Probably the primary goal of the NHS NWL STP/HCP is to plug the expected ‘do nothing’ annual funding gap of £1.41 billion by 2020/21. With just two years to go to meet this financial target who knows whether NHS NWL is on track to achieve this.  Many commentators over the last two years have deduced that this financial STP target is unachievable and common sense tells me that they are right. I’m sure NHS NWL was disappointed to receive just £10 million funding in the 2018 round of national STP funding. There are plenty of SaHF ‘ghosts’ in the NHS NWL STP. One of them can be found in Delivery Area 5C. The downgrading of Ealing District General Hospital is cited here in the context of ‘…reducing demand for Acute services through investment in the proactive out of hospital care model enabled by investment in the Hubs’. We are back to Acute reconfiguration here and the need to radically reduce the number of NELs, which NHS NWL has failed miserably to do for over five years. Requests for capital funding to build Hubs were turned down in 2017 and in 2018.

It’s abundantly clear from recent comments in public by Mark Easton that the NHS Long Term Plan (LTP) presents NHS NWL with an opportunity to abandon its failing STP/HCP and carry out ‘re-modelling’ to produce an NHS NWL Integrated Care System (ICS). The fatal flaw in this, I suspect, is there is no compelling evidence that integrating healthcare and social care services will result in better care outcomes and reduced overall costs.

Will the NHS NWL ICS Transformation Go ‘Full Term’

However, what is clearly needed now is a STP/HCP rewrite to produce a deliverable ICS plan, aligned with the LTP. The architects of this new plan should not be authors of the SaHF or the STP/HCP or their management consultants. What is needed is new blood to create a viable plan based upon clear assumptions and credible evidence.
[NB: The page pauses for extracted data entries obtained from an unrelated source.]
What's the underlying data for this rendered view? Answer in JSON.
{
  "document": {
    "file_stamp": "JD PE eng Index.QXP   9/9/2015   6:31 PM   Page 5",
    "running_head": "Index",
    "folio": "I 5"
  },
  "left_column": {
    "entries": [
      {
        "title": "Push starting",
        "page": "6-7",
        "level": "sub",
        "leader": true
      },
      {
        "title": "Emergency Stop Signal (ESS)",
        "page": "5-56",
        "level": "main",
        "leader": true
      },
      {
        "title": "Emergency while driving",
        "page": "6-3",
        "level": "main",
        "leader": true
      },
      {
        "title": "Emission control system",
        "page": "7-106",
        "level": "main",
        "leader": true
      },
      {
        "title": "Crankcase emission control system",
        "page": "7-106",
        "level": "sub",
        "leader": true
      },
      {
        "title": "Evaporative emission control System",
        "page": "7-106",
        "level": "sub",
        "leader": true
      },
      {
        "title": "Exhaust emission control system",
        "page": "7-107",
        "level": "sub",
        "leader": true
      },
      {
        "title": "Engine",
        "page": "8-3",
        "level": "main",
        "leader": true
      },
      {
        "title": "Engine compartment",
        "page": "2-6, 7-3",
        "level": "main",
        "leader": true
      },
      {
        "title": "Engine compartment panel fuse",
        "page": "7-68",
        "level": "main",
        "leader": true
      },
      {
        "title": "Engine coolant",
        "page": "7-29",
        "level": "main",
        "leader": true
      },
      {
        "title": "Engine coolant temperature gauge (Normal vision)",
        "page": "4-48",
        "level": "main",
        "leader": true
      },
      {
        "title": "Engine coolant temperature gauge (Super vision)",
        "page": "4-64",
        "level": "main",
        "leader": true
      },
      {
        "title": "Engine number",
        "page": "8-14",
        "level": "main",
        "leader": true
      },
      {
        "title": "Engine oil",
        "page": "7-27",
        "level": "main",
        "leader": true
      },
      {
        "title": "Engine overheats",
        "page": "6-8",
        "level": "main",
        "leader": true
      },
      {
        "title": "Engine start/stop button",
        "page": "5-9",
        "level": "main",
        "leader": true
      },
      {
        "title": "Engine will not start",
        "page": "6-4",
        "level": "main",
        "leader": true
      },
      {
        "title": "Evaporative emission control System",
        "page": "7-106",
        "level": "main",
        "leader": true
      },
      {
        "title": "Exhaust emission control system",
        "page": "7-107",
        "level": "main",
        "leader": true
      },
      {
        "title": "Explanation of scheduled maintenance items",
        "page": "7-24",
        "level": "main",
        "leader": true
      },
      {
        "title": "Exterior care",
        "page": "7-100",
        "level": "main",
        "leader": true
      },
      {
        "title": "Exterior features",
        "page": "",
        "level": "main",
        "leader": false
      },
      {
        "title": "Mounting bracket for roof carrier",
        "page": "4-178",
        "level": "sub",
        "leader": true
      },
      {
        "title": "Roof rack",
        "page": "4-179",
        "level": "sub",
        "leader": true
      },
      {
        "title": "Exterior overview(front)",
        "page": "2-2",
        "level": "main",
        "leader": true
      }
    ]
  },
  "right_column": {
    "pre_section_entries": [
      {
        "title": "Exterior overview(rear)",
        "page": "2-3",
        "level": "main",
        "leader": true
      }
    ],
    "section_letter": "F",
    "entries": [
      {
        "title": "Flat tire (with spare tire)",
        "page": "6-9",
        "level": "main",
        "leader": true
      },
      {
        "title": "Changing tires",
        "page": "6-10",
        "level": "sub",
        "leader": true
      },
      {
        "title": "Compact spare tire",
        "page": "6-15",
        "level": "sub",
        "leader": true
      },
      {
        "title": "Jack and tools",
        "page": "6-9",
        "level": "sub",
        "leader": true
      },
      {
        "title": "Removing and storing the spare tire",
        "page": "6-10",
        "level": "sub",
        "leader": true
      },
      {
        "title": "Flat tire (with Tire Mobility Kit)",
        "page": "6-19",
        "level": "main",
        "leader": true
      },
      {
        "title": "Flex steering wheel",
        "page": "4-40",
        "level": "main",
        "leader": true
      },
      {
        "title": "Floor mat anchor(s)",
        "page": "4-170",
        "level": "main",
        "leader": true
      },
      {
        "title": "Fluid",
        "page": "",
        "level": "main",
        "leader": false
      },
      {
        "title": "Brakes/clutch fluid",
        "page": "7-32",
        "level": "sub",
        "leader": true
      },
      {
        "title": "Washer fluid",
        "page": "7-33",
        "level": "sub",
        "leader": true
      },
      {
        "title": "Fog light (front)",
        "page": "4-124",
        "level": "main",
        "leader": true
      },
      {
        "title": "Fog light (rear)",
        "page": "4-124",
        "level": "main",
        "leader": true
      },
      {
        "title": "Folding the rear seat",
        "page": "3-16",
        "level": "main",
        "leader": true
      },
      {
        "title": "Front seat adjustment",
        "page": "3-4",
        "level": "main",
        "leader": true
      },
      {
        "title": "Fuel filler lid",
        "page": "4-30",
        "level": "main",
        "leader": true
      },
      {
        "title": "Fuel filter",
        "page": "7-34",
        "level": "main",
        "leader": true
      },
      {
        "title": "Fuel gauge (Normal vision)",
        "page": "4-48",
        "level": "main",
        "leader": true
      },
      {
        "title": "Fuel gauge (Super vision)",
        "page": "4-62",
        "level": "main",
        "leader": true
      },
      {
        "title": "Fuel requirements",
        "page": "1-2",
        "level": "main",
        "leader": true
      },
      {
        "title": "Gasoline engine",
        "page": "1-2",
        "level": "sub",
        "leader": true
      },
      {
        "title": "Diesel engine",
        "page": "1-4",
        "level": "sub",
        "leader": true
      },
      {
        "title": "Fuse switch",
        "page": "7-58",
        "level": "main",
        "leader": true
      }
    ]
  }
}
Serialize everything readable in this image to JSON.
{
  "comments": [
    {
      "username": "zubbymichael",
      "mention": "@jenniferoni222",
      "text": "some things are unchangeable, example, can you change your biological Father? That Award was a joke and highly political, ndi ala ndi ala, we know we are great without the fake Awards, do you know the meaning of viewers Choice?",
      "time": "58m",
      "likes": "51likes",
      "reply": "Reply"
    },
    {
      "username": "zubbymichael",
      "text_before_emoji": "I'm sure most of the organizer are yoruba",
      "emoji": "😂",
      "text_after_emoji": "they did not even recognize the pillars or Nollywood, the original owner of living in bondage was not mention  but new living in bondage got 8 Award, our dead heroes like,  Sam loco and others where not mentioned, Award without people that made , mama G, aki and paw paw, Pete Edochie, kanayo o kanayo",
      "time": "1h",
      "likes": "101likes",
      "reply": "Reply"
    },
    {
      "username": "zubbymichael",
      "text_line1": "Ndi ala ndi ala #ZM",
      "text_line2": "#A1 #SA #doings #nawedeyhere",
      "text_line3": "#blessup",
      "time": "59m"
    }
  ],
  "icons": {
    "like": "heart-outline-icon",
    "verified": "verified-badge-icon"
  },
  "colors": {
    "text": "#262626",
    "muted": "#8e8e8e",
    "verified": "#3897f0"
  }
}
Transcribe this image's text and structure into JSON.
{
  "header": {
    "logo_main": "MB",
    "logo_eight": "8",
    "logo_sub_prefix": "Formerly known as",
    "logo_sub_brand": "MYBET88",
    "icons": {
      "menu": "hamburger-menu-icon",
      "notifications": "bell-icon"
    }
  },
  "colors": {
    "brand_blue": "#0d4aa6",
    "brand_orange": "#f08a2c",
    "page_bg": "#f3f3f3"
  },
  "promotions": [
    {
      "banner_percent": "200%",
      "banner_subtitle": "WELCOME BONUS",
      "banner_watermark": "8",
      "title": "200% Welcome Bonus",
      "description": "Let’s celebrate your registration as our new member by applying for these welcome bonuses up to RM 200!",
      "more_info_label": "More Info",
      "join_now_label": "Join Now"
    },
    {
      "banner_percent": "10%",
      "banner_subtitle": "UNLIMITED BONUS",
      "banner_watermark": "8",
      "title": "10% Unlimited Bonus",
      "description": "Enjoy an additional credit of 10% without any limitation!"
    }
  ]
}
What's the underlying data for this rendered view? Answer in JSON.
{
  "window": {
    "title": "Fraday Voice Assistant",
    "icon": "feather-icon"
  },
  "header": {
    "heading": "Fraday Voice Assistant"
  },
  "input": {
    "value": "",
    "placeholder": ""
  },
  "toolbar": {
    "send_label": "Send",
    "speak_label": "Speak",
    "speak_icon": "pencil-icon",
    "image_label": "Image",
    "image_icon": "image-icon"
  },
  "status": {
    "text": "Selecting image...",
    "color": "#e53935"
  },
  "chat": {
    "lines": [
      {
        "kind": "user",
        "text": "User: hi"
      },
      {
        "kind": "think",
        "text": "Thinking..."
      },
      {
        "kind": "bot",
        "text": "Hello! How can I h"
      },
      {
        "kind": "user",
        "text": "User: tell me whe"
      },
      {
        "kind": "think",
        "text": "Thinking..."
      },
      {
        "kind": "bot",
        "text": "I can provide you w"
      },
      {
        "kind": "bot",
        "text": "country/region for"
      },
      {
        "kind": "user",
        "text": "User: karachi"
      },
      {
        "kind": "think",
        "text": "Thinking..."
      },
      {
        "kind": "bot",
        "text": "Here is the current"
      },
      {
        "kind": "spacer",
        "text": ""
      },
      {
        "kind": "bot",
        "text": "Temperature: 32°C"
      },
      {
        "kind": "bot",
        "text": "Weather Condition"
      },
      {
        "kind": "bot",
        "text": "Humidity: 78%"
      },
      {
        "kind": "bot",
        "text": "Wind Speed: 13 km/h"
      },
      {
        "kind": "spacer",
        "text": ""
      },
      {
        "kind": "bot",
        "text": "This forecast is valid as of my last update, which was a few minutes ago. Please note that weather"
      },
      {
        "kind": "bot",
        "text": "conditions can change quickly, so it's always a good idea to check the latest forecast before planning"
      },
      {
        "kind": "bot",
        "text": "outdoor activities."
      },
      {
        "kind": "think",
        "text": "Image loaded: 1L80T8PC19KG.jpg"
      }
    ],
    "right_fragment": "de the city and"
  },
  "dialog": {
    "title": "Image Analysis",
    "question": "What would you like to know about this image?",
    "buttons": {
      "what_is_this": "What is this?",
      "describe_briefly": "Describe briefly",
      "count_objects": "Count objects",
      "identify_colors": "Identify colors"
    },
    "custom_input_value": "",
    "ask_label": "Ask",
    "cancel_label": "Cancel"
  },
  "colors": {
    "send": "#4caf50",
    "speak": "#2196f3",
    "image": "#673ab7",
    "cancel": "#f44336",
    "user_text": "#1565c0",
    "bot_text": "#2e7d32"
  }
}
It would be painfully sad if this newsletter had to report in 2021 that the NHS NWL ICS was to be ‘re-modelled’ and replaced by a new acronym/plan. Surely at some point these repeated cycles of plan creation, failure, and re-branding have to come to an end and be replaced by stable, sustainable, adequately funded and maintained care services.

Finally what could tell us all a lot more about how and why SaHF failed is an independent Government inquiry or even an independent project review carried out by informed individuals who have had no involvement with SaHF. Surely by this means some valuable lessons could be learned from this expensive and, for some, painful failed attempt at transformation?